Jack Halberstam is Professor of Gender Studies and English at Columbia University. Halberstam is the author of five books including: Skin Shows: Gothic Horror and the Technology of Monsters (Duke UP, 1995), Female Masculinity (Duke UP, 1998), In A Queer Time and Place (NYU Press, 2005), The Queer Art of Failure (Duke UP, 2011) and Gaga Feminism: Sex, Gender, and the End of Normal (Beacon Press, 2012) and has written articles that have appeared in numerous journals, magazines and collections. Halberstam has co-edited a number of anthologies including Posthuman Bodies with Ira Livingston (Indiana University Press, 1995) and a special issue of Social Text with Jose Munoz and David Eng titled “What’s Queer About Queer Studies Now?” Jack is a popular speaker and gives lectures around the country and internationally every year. Lecture topics include: queer failure, sex and media, subcultures, visual culture, gender variance, popular film, animation. Halberstam is currently working on several projects including a book titled WILD THING on queer anarchy, performance and protest culture, the visual representation of anarchy and the intersections between animality, the human and the environment.

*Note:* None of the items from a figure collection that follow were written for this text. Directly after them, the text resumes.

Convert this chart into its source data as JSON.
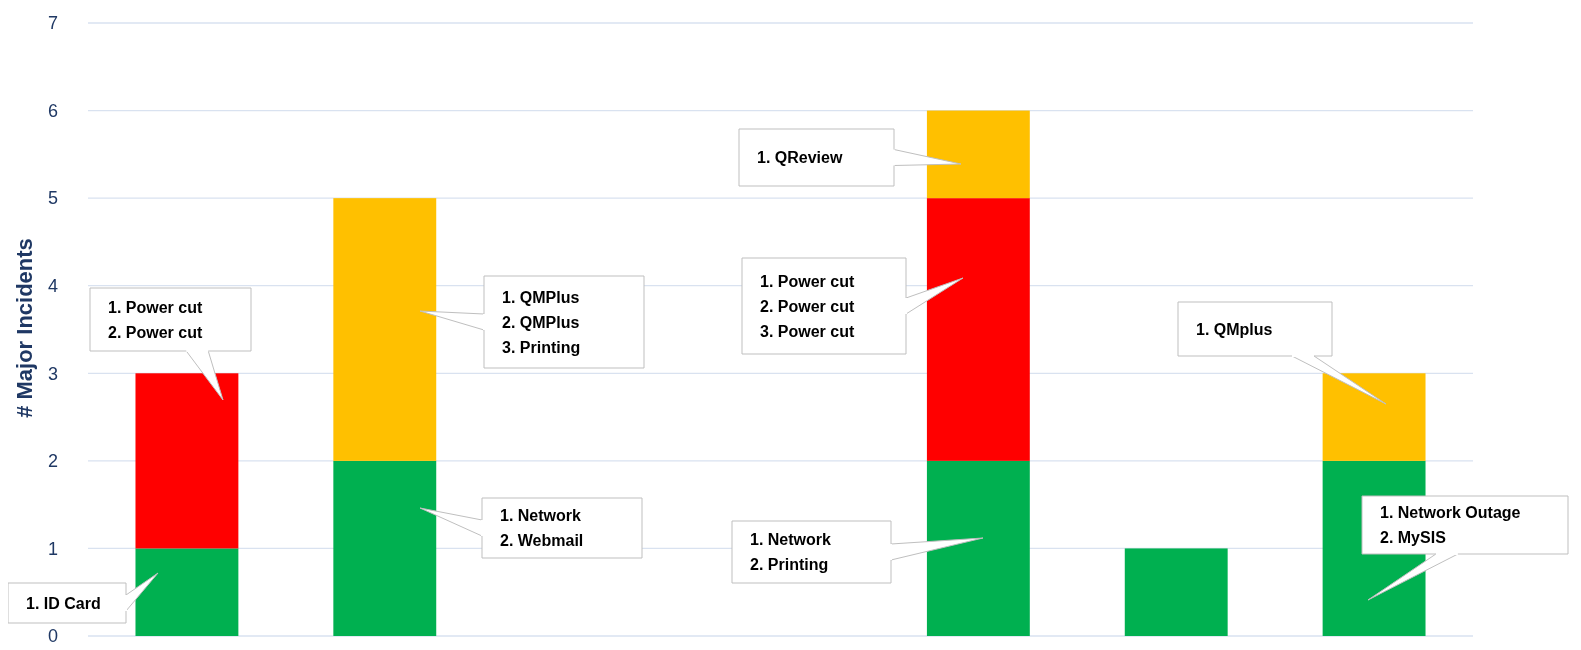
{
  "chart_data": {
    "type": "bar",
    "stacked": true,
    "ylabel": "# Major Incidents",
    "categories": [
      null,
      null,
      null,
      null,
      null,
      null,
      null
    ],
    "series": [
      {
        "color": "#00b050",
        "values": [
          1,
          2,
          null,
          null,
          2,
          1,
          2
        ]
      },
      {
        "color": "#ff0000",
        "values": [
          2,
          0,
          null,
          null,
          3,
          0,
          0
        ]
      },
      {
        "color": "#ffc000",
        "values": [
          0,
          3,
          null,
          null,
          1,
          0,
          1
        ]
      }
    ],
    "ylim": [
      0,
      7
    ],
    "yticks": [
      0,
      1,
      2,
      3,
      4,
      5,
      6,
      7
    ],
    "grid": "y",
    "annotations": [
      "1. Power cut\n2. Power cut",
      "1. ID Card",
      "1. QMPlus\n2. QMPlus\n3. Printing",
      "1. Network\n2. Webmail",
      "1. QReview",
      "1. Power cut\n2. Power cut\n3. Power cut",
      "1. Network\n2. Printing",
      "1. QMplus",
      "1. Network Outage\n2. MySIS"
    ]
  }
}
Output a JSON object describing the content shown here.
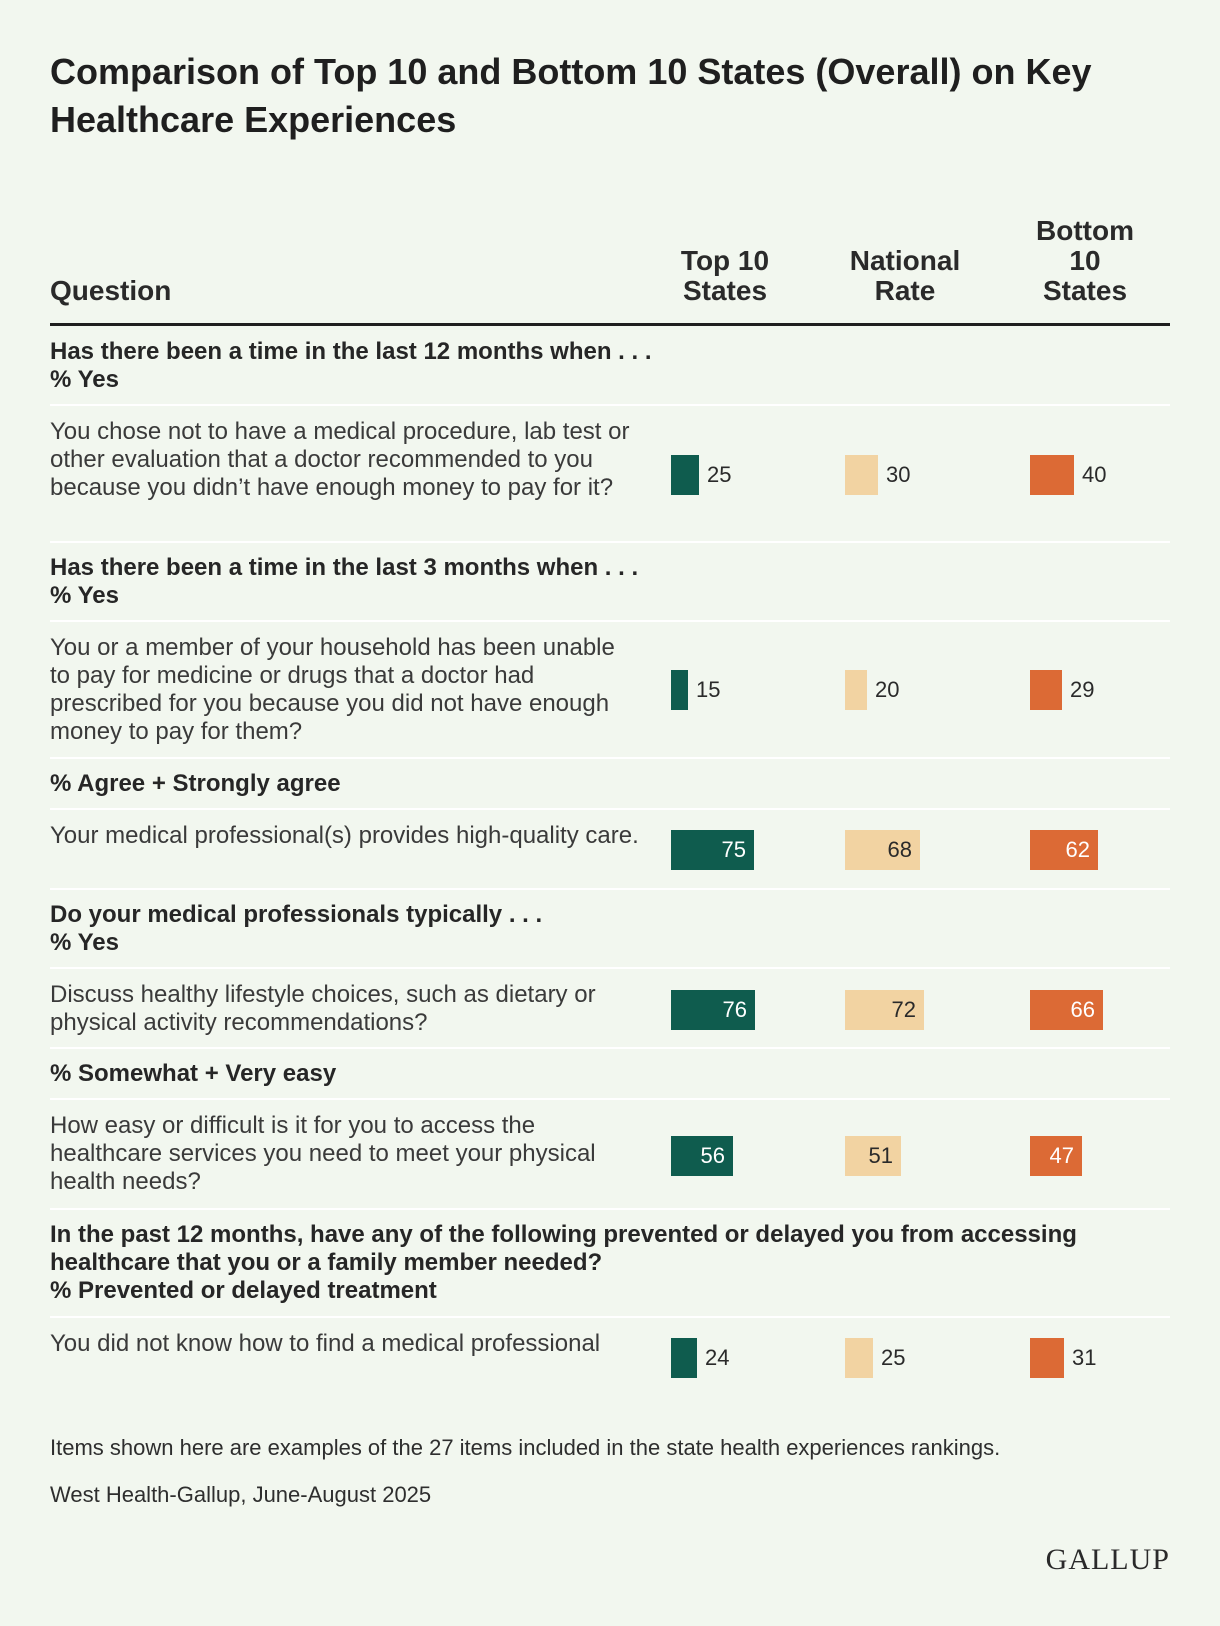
{
  "title": "Comparison of Top 10 and Bottom 10 States (Overall) on Key Healthcare Experiences",
  "columns": {
    "question": "Question",
    "top": [
      "Top 10",
      "States"
    ],
    "national": [
      "National",
      "Rate"
    ],
    "bottom": [
      "Bottom",
      "10",
      "States"
    ]
  },
  "colors": {
    "top": "#0f5c4e",
    "national": "#f2d3a2",
    "bottom": "#dc6a35"
  },
  "sections": [
    {
      "heading": [
        "Has there been a time in the last 12 months when . . .",
        "% Yes"
      ],
      "rows": [
        {
          "question": "You chose not to have a medical procedure, lab test or other evaluation that a doctor recommended to you because you didn’t have enough money to pay for it?",
          "top": 25,
          "national": 30,
          "bottom": 40
        }
      ]
    },
    {
      "heading": [
        "Has there been a time in the last 3 months when . . .",
        "% Yes"
      ],
      "rows": [
        {
          "question": "You or a member of your household has been unable to pay for medicine or drugs that a doctor had prescribed for you because you did not have enough money to pay for them?",
          "top": 15,
          "national": 20,
          "bottom": 29
        }
      ]
    },
    {
      "heading": [
        "% Agree + Strongly agree"
      ],
      "rows": [
        {
          "question": "Your medical professional(s) provides high-quality care.",
          "top": 75,
          "national": 68,
          "bottom": 62
        }
      ]
    },
    {
      "heading": [
        "Do your medical professionals typically . . .",
        "% Yes"
      ],
      "rows": [
        {
          "question": "Discuss healthy lifestyle choices, such as dietary or physical activity recommendations?",
          "top": 76,
          "national": 72,
          "bottom": 66
        }
      ]
    },
    {
      "heading": [
        "% Somewhat + Very easy"
      ],
      "rows": [
        {
          "question": "How easy or difficult is it for you to access the healthcare services you need to meet your physical health needs?",
          "top": 56,
          "national": 51,
          "bottom": 47
        }
      ]
    },
    {
      "heading": [
        "In the past 12 months, have any of the following prevented or delayed you from accessing healthcare that you or a family member needed?",
        "% Prevented or delayed treatment"
      ],
      "rows": [
        {
          "question": "You did not know how to find a medical professional",
          "top": 24,
          "national": 25,
          "bottom": 31
        }
      ]
    }
  ],
  "chart_data": {
    "type": "bar",
    "title": "Comparison of Top 10 and Bottom 10 States (Overall) on Key Healthcare Experiences",
    "categories": [
      "You chose not to have a medical procedure, lab test or other evaluation that a doctor recommended to you because you didn’t have enough money to pay for it?",
      "You or a member of your household has been unable to pay for medicine or drugs that a doctor had prescribed for you because you did not have enough money to pay for them?",
      "Your medical professional(s) provides high-quality care.",
      "Discuss healthy lifestyle choices, such as dietary or physical activity recommendations?",
      "How easy or difficult is it for you to access the healthcare services you need to meet your physical health needs?",
      "You did not know how to find a medical professional"
    ],
    "series": [
      {
        "name": "Top 10 States",
        "values": [
          25,
          15,
          75,
          76,
          56,
          24
        ]
      },
      {
        "name": "National Rate",
        "values": [
          30,
          20,
          68,
          72,
          51,
          25
        ]
      },
      {
        "name": "Bottom 10 States",
        "values": [
          40,
          29,
          62,
          66,
          47,
          31
        ]
      }
    ],
    "xlabel": "",
    "ylabel": "%",
    "ylim": [
      0,
      100
    ]
  },
  "footnote": "Items shown here are examples of the 27 items included in the state health experiences rankings.",
  "source": "West Health-Gallup, June-August 2025",
  "logo": "GALLUP"
}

Ann Phoenix is Professor and Co-Director of the Thomas Coram Research Unit, Institute of Education, University of London. Her research is mainly about social identities and the links between psychological experiences and social processes. She co-directs the Childhood Wellbeing Research Centre funded by the Department for Education and is the Principal Investigator on NOVELLA (Narratives of Varied Everyday Lives and Linked Analyses), an ESRC-Funded node of the National Centre for Research Methods. Her books and special journal issues include: Black, White or Mixed Race? (2002 with Barbara Tizard), Routledge; Young Masculinities (2002, with Stephen Frosh and Rob Pattman), Palgrave; Parenting and Ethnicity (2007 with Fatima Husain), JRF and edited special issues on ‘Intersectionality’ (with Pamela Pattynama, European Journal of Women’s Studies, 2006); ‘Living in Translation: Voicing and Inscribing Women’s Lives and Practices’ (2011, with Kornelia Slavova, European Journal of Women’s Studies) and ‘Multiculturalism, Identity and Family Placement’ (2012, with John Simmonds, Adoption and Fostering).
Rhonda R. Snook
Rhonda R. Snook is an evolutionary research biologist, primarily focusing on how interactions between the sexes influences each sex’s evolution. This focus ranges from how such interactions may change genes, cells, and organism physiology and morphology to how climate change may influence these interactions. Her interest in gender and diversity is personal, rather than from a professional training perspective, and lead her to be involved in grassroots initiatives at the University of Sheffield to address gender biases in academia. She has served as Chair of the Women’s Network, co-wrote both her departmental and University applications for Athena SWAN (a UK program established to recognize good practice in advancing the careers of academic women in STEM fields) Silver status, and helped establish the University’s Gender Equality Committee which supports and advises the University on measures addressing gender equality.